For a voice agent, these logs still exist and remain critical. But they tell you absolutely nothing about the quality of the interaction. A call can be technically flawless (no errors, low latency, clean transcription) but a complete disaster for the customer (off-topic answer, inappropriate tone, factual hallucination).

Modern monitoring therefore blends two data sources:

  • Deterministic logs to track platform health (latency, error rates, tool calls, endless agent loops).
  • LLM evaluations to track qualitative health (answer relevance, brand tone adherence, factual accuracy, implicit customer satisfaction).

When you successfully cross-reference these two sources, you get a much clearer picture of what is actually happening. Latency spiking at the exact same time quality drops points to a systemic issue, not just an isolated hallucination. This combination is what makes observability truly actionable.

The Decisive Role of Executive Sponsors

Everything above can be engineered. But it will fail if the project’s executive sponsors haven’t internalized this paradigm shift.
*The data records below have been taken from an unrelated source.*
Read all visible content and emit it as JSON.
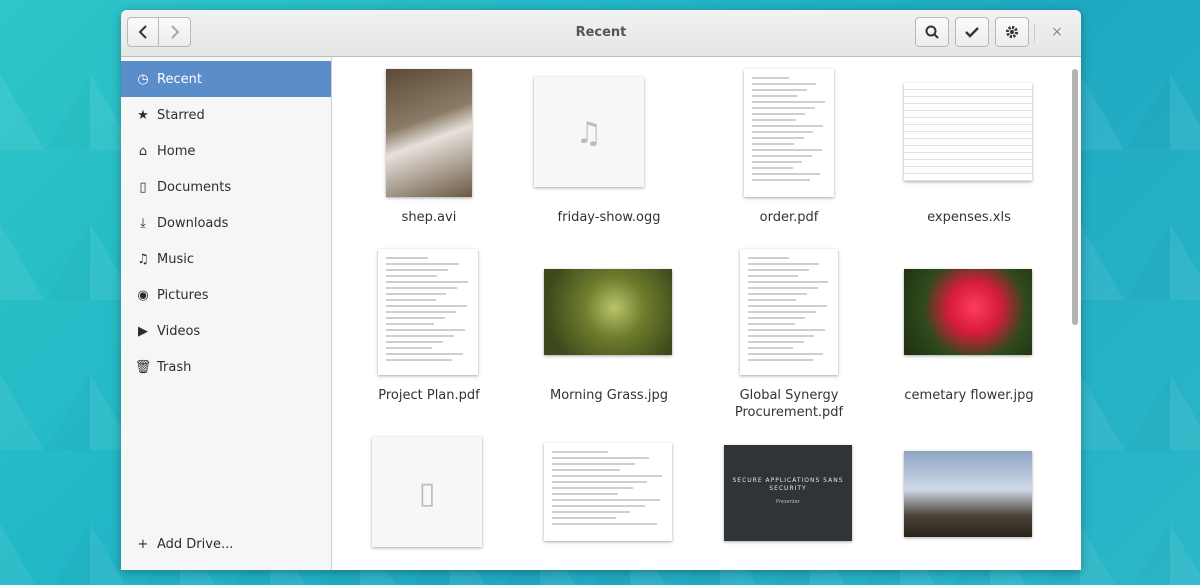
{
  "window": {
    "title": "Recent"
  },
  "headerbar": {
    "back_icon": "chevron-left-icon",
    "forward_icon": "chevron-right-icon",
    "search_icon": "search-icon",
    "select_icon": "check-icon",
    "settings_icon": "gear-icon",
    "close_glyph": "×"
  },
  "sidebar": {
    "items": [
      {
        "label": "Recent",
        "icon": "clock-icon",
        "glyph": "◷"
      },
      {
        "label": "Starred",
        "icon": "star-icon",
        "glyph": "★"
      },
      {
        "label": "Home",
        "icon": "home-icon",
        "glyph": "⌂"
      },
      {
        "label": "Documents",
        "icon": "document-icon",
        "glyph": "▯"
      },
      {
        "label": "Downloads",
        "icon": "download-icon",
        "glyph": "⤓"
      },
      {
        "label": "Music",
        "icon": "music-icon",
        "glyph": "♫"
      },
      {
        "label": "Pictures",
        "icon": "camera-icon",
        "glyph": "◉"
      },
      {
        "label": "Videos",
        "icon": "video-icon",
        "glyph": "▶"
      },
      {
        "label": "Trash",
        "icon": "trash-icon",
        "glyph": "🗑"
      }
    ],
    "add_drive": {
      "label": "Add Drive...",
      "glyph": "+"
    }
  },
  "files": [
    {
      "name": "shep.avi",
      "kind": "video"
    },
    {
      "name": "friday-show.ogg",
      "kind": "audio"
    },
    {
      "name": "order.pdf",
      "kind": "pdf"
    },
    {
      "name": "expenses.xls",
      "kind": "sheet"
    },
    {
      "name": "Project Plan.pdf",
      "kind": "pdf"
    },
    {
      "name": "Morning Grass.jpg",
      "kind": "image"
    },
    {
      "name": "Global Synergy Procurement.pdf",
      "kind": "pdf"
    },
    {
      "name": "cemetary flower.jpg",
      "kind": "image"
    },
    {
      "name": "",
      "kind": "generic"
    },
    {
      "name": "",
      "kind": "diagram"
    },
    {
      "name": "",
      "kind": "slide",
      "slide_title": "SECURE APPLICATIONS SANS SECURITY",
      "slide_subtitle": "Presenter"
    },
    {
      "name": "",
      "kind": "image"
    }
  ],
  "colors": {
    "selection": "#5a8dc9",
    "sidebar_bg": "#f6f6f6"
  }
}
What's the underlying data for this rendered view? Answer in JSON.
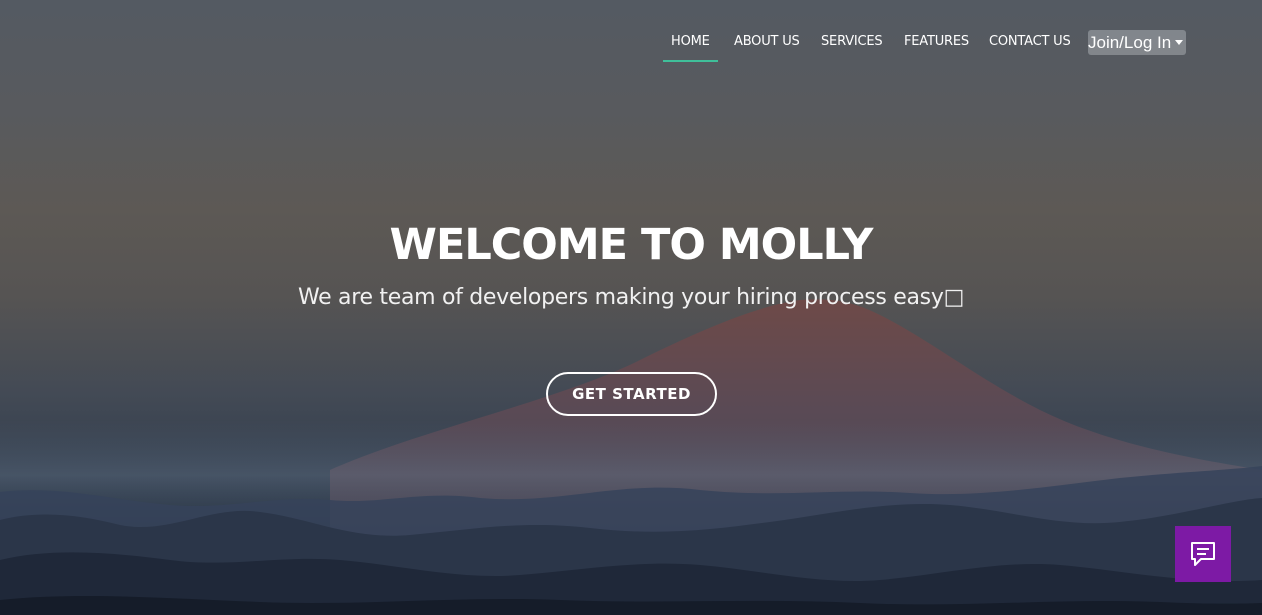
{
  "nav": {
    "items": [
      {
        "label": "HOME",
        "active": true
      },
      {
        "label": "ABOUT US",
        "active": false
      },
      {
        "label": "SERVICES",
        "active": false
      },
      {
        "label": "FEATURES",
        "active": false
      },
      {
        "label": "CONTACT US",
        "active": false
      }
    ],
    "join_label": "Join/Log In",
    "active_color": "#3fbf9a"
  },
  "hero": {
    "title": "WELCOME TO MOLLY",
    "subtitle": "We are team of developers making your hiring process easy□",
    "cta_label": "GET STARTED"
  },
  "chat": {
    "icon": "chat-bubble-icon",
    "color": "#7d1aa5"
  }
}
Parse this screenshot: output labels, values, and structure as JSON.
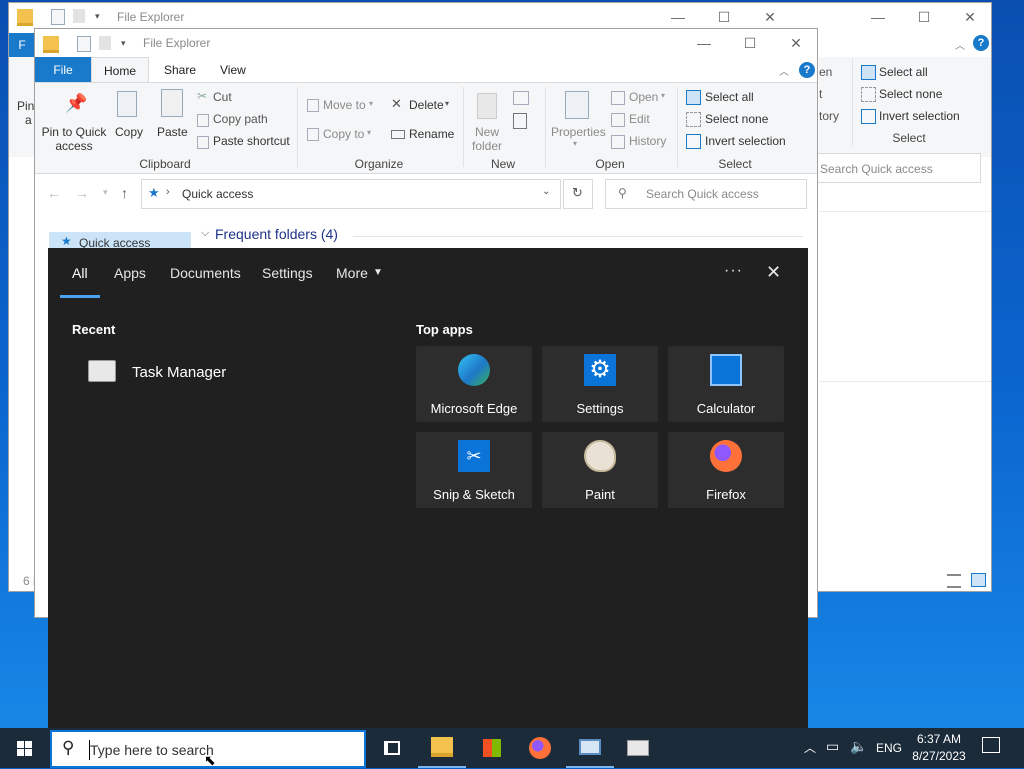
{
  "back_window": {
    "title": "File Explorer",
    "select_group": {
      "select_all": "Select all",
      "select_none": "Select none",
      "invert_selection": "Invert selection",
      "group_label": "Select"
    },
    "search_placeholder": "Search Quick access",
    "partial": {
      "file_tab": "F",
      "pin_part": "Pin",
      "pin_part2": "a",
      "en": "en",
      "t": "t",
      "tory": "tory",
      "status": "6 i"
    }
  },
  "front_window": {
    "title": "File Explorer",
    "tabs": [
      "File",
      "Home",
      "Share",
      "View"
    ],
    "ribbon": {
      "clipboard": {
        "pin": "Pin to Quick access",
        "copy": "Copy",
        "paste": "Paste",
        "cut": "Cut",
        "copy_path": "Copy path",
        "paste_shortcut": "Paste shortcut",
        "label": "Clipboard"
      },
      "organize": {
        "move_to": "Move to",
        "copy_to": "Copy to",
        "delete": "Delete",
        "rename": "Rename",
        "label": "Organize"
      },
      "new": {
        "new_folder": "New folder",
        "label": "New"
      },
      "open": {
        "properties": "Properties",
        "open": "Open",
        "edit": "Edit",
        "history": "History",
        "label": "Open"
      },
      "select": {
        "select_all": "Select all",
        "select_none": "Select none",
        "invert_selection": "Invert selection",
        "label": "Select"
      }
    },
    "address": {
      "location": "Quick access",
      "search_placeholder": "Search Quick access"
    },
    "nav_pane": {
      "quick_access": "Quick access"
    },
    "content": {
      "frequent_folders": "Frequent folders (4)"
    }
  },
  "search_panel": {
    "tabs": [
      "All",
      "Apps",
      "Documents",
      "Settings",
      "More"
    ],
    "recent_heading": "Recent",
    "recent_items": [
      "Task Manager"
    ],
    "top_apps_heading": "Top apps",
    "top_apps": [
      "Microsoft Edge",
      "Settings",
      "Calculator",
      "Snip & Sketch",
      "Paint",
      "Firefox"
    ]
  },
  "taskbar": {
    "search_placeholder": "Type here to search",
    "language": "ENG",
    "time": "6:37 AM",
    "date": "8/27/2023"
  },
  "colors": {
    "accent": "#1979ca",
    "panel_bg": "#202020",
    "tile_bg": "#2d2d2d",
    "taskbar_bg": "#1c2b3a"
  }
}
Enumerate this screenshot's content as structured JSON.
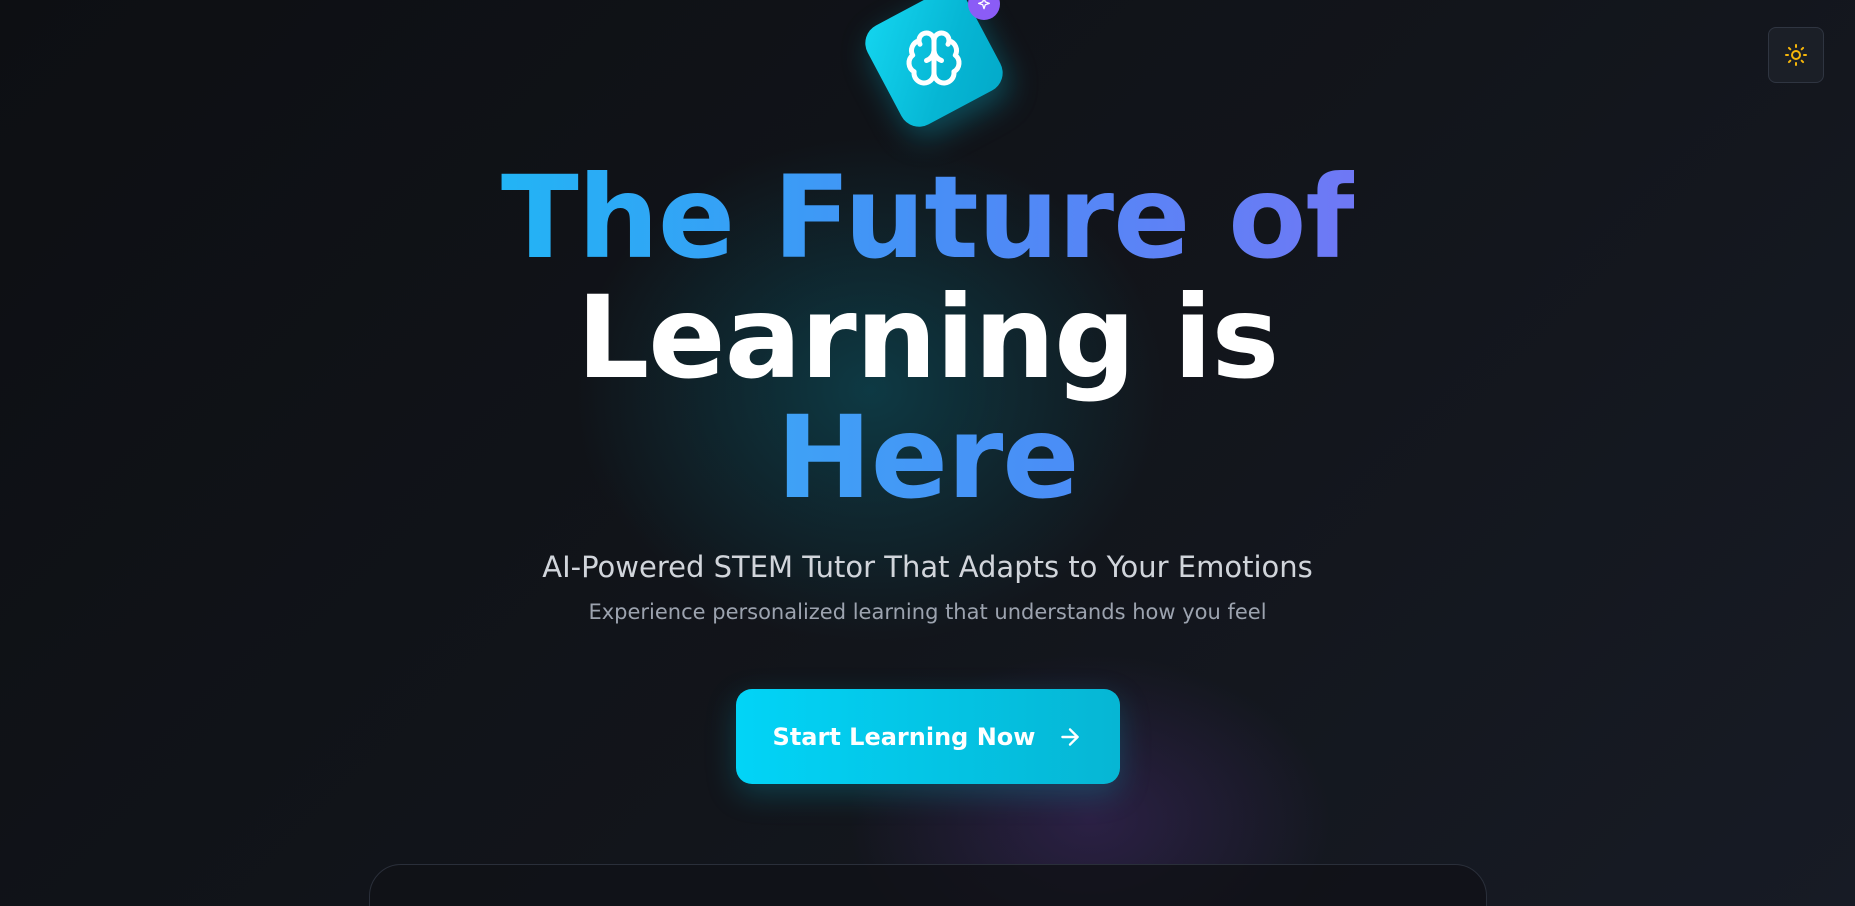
{
  "header": {
    "logo_icon": "brain-icon",
    "badge_icon": "sparkles-icon",
    "theme_toggle_icon": "sun-icon"
  },
  "hero": {
    "headline_line1": "The Future of",
    "headline_line2": "Learning is",
    "headline_line3": "Here",
    "subtitle": "AI-Powered STEM Tutor That Adapts to Your Emotions",
    "tagline": "Experience personalized learning that understands how you feel",
    "cta_label": "Start Learning Now",
    "cta_icon": "arrow-right-icon"
  },
  "colors": {
    "accent_cyan": "#06b6d4",
    "accent_blue": "#4b8cf6",
    "accent_violet": "#8b5cf6",
    "sun_yellow": "#f5b50a",
    "background": "#101217"
  }
}
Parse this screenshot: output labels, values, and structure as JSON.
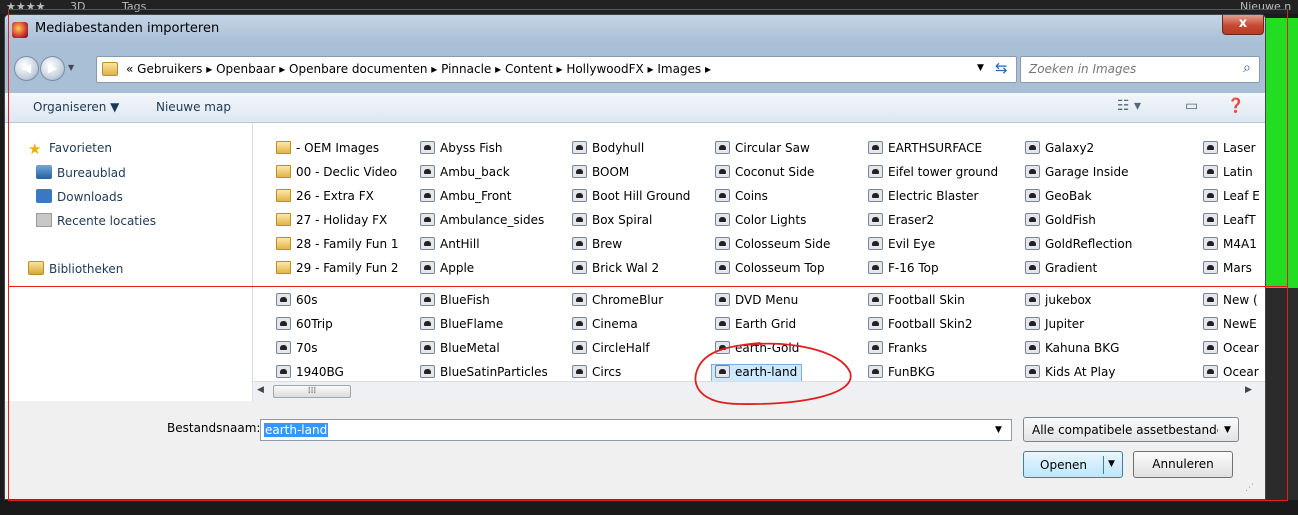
{
  "background": {
    "strip": [
      "★★★★",
      "3D",
      "Tags",
      "Nieuwe n"
    ]
  },
  "window": {
    "title": "Mediabestanden importeren",
    "close_label": "x"
  },
  "address": {
    "path": "« Gebruikers ▸ Openbaar ▸ Openbare documenten ▸ Pinnacle ▸ Content ▸ HollywoodFX ▸ Images ▸",
    "search_placeholder": "Zoeken in Images"
  },
  "toolbar": {
    "organize": "Organiseren ▼",
    "new_folder": "Nieuwe map"
  },
  "nav": {
    "favorites": "Favorieten",
    "desktop": "Bureaublad",
    "downloads": "Downloads",
    "recent": "Recente locaties",
    "libraries": "Bibliotheken"
  },
  "files": {
    "columns": [
      [
        "- OEM Images",
        "00 - Declic Video",
        "26 - Extra FX",
        "27 - Holiday FX",
        "28 - Family Fun 1",
        "29 - Family Fun 2",
        "60s",
        "60Trip",
        "70s",
        "1940BG"
      ],
      [
        "Abyss Fish",
        "Ambu_back",
        "Ambu_Front",
        "Ambulance_sides",
        "AntHill",
        "Apple",
        "BlueFish",
        "BlueFlame",
        "BlueMetal",
        "BlueSatinParticles"
      ],
      [
        "Bodyhull",
        "BOOM",
        "Boot Hill Ground",
        "Box Spiral",
        "Brew",
        "Brick Wal 2",
        "ChromeBlur",
        "Cinema",
        "CircleHalf",
        "Circs"
      ],
      [
        "Circular Saw",
        "Coconut Side",
        "Coins",
        "Color Lights",
        "Colosseum Side",
        "Colosseum Top",
        "DVD Menu",
        "Earth Grid",
        "earth-Gold",
        "earth-land"
      ],
      [
        "EARTHSURFACE",
        "Eifel tower ground",
        "Electric Blaster",
        "Eraser2",
        "Evil Eye",
        "F-16 Top",
        "Football Skin",
        "Football Skin2",
        "Franks",
        "FunBKG"
      ],
      [
        "Galaxy2",
        "Garage Inside",
        "GeoBak",
        "GoldFish",
        "GoldReflection",
        "Gradient",
        "jukebox",
        "Jupiter",
        "Kahuna BKG",
        "Kids At Play"
      ],
      [
        "Laser",
        "Latin",
        "Leaf E",
        "LeafT",
        "M4A1",
        "Mars",
        "New (",
        "NewE",
        "Ocear",
        "Ocear"
      ]
    ],
    "selected": "earth-land"
  },
  "bottom": {
    "filename_label": "Bestandsnaam:",
    "filename_value": "earth-land",
    "filter_value": "Alle compatibele assetbestande",
    "open_label": "Openen",
    "cancel_label": "Annuleren"
  },
  "colors": {
    "selection": "#cde8ff",
    "accent": "#3399ff",
    "annotation": "#e02020"
  }
}
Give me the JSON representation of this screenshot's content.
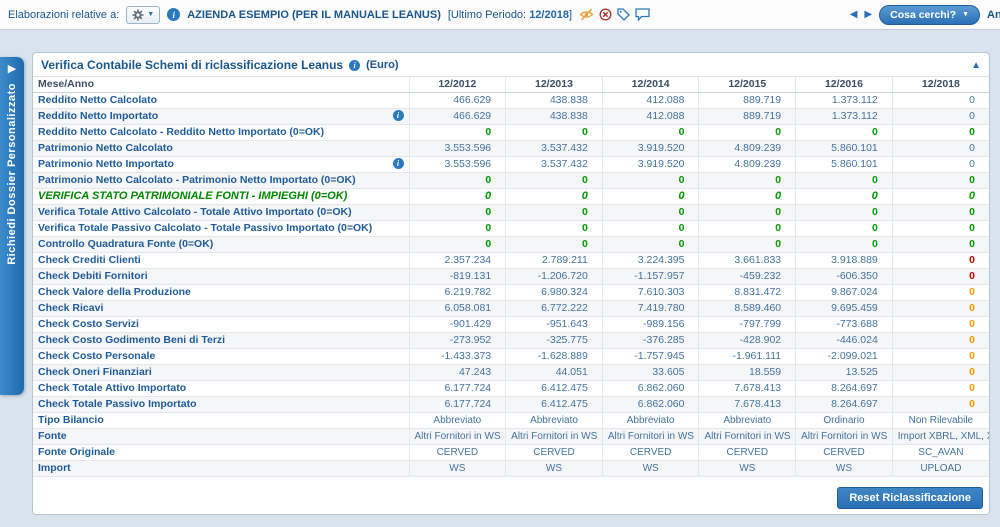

The classic trap: demanding the project team guarantee 100% accuracy. In a probabilistic world, that is impossible, and promising it is dishonest. Conversely, explicitly agreeing at the governance level that certain critical topics demand 100% accuracy (and must therefore bypass the AI or include a hard safety net), while other areas tolerate a managed margin of error, is the absolute prerequisite for moving forward.

This executive alignment is often the dividing line between projects that hit production and those that die as POCs. It’s not about perfect alignment—that’s a pipe dream with tech this new—but real alignment on the risk profile required to go live.


Moving from deterministic to probabilistic is not a problem you can dump solely on the IT team. It impacts data, validation methods, observability, and governance. It requires business units to embrace a degree of uncertainty, and engineering teams to make that uncertainty manageable through new tooling.

Teams that grasp the scale of this shift are building the right muscle memory today. They know that a successful voice agent project isn’t one where everything works perfectly on day one; it’s a project where you can instantly detect what is breaking and fix it even faster. That capability, far more than the specific foundational model you choose, is what will drive competitive advantage in the years ahead.